The three-tiered architecture, fetchingly illustrated in a Flash animation from the GridCafe, functions as a single coherent system. Data collected at CERN, the top tier (dubbed Tier-0), is distributed to a set of seven Tier-1 sites in as many countries. Tier-1s host large-scale, centrally organized processing activities and in turn distribute data to smaller Tier-2 centers.
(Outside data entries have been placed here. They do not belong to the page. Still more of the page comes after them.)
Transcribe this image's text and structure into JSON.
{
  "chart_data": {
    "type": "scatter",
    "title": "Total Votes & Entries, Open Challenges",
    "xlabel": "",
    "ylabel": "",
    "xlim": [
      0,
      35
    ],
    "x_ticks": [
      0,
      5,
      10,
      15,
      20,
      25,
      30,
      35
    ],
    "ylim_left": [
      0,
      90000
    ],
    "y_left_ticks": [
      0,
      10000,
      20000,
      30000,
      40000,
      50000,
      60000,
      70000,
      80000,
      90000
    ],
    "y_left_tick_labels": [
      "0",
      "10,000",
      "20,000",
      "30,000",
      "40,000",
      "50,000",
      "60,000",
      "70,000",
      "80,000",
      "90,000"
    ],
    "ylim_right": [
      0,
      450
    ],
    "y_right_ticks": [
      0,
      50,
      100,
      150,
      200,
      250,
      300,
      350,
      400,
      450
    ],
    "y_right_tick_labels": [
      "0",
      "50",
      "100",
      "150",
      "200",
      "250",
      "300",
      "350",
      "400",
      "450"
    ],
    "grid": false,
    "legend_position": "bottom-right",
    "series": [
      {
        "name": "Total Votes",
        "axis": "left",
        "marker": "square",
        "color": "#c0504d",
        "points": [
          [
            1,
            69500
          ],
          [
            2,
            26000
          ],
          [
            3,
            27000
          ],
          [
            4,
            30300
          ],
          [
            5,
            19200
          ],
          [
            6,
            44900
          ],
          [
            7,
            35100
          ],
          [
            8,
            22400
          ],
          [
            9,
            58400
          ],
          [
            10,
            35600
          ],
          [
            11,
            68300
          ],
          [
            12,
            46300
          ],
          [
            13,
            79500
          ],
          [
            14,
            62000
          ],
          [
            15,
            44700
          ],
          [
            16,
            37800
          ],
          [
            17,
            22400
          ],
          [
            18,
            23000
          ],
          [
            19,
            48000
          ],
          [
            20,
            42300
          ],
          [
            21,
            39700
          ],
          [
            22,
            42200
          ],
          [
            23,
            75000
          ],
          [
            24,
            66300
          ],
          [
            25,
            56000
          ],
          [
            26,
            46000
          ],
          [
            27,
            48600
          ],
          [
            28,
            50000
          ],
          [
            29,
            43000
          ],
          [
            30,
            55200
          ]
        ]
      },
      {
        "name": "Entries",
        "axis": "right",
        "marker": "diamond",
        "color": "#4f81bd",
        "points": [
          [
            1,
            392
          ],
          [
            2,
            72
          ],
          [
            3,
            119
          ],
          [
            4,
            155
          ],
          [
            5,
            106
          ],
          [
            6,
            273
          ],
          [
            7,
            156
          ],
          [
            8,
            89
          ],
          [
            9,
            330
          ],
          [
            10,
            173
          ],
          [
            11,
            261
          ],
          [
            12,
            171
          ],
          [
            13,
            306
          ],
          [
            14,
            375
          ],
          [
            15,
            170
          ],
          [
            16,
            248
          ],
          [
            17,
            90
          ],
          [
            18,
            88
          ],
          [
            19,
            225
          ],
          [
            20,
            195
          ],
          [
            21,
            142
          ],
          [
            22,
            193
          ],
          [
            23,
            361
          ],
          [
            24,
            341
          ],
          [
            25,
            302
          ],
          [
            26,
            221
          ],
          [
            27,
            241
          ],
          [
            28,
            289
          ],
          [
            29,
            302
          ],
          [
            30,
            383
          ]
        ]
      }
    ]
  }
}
The 45 Tier-2s provide capacity for analysis, calibration studies and simulation, and are available to the entire CMS collaboration through the grid.

Last July CMS assembled a task force to ready the inter- and intra-tier networks.

“As this task started, the networking infrastructure was largely in place, but most of the data transfer links didn’t work,” says James Letts, project scientist at the University of California, San Diego.

The task force ran a set of simulated datasets up the computing chain to CERN, and ran workflows based on these datasets back down to the Tier-1 and Tier-2 centers.

Thanks to a tool developed by Brian Bockelman of the University of Nebraska and CERN summer student Sander Sõnajalg, the team extracted transfer volume data from PheDEX, CMS’s data transfer middleware, and applied the stringent commissioning criteria to it.

“In the transfer tests in February 2008 we were able to more than double the throughput over all links seen in the 2007 CSA07 tests,” said Letts. “At this point (May 2008) all the Tier-1 sites are stable and about two-thirds of the Tier-1 to Tier-2 connections have been commissioned.”

CMS continues to push hard towards a stable and well-performing system for the start of data taking.

“The ability to move and analyze data is essential to any experiment, and so far the data transfer system in CMS seems to be up to the challenge,” said Letts.
 

Tier-1 (red) and Tier-2 (blue) sites worldwide in CMS.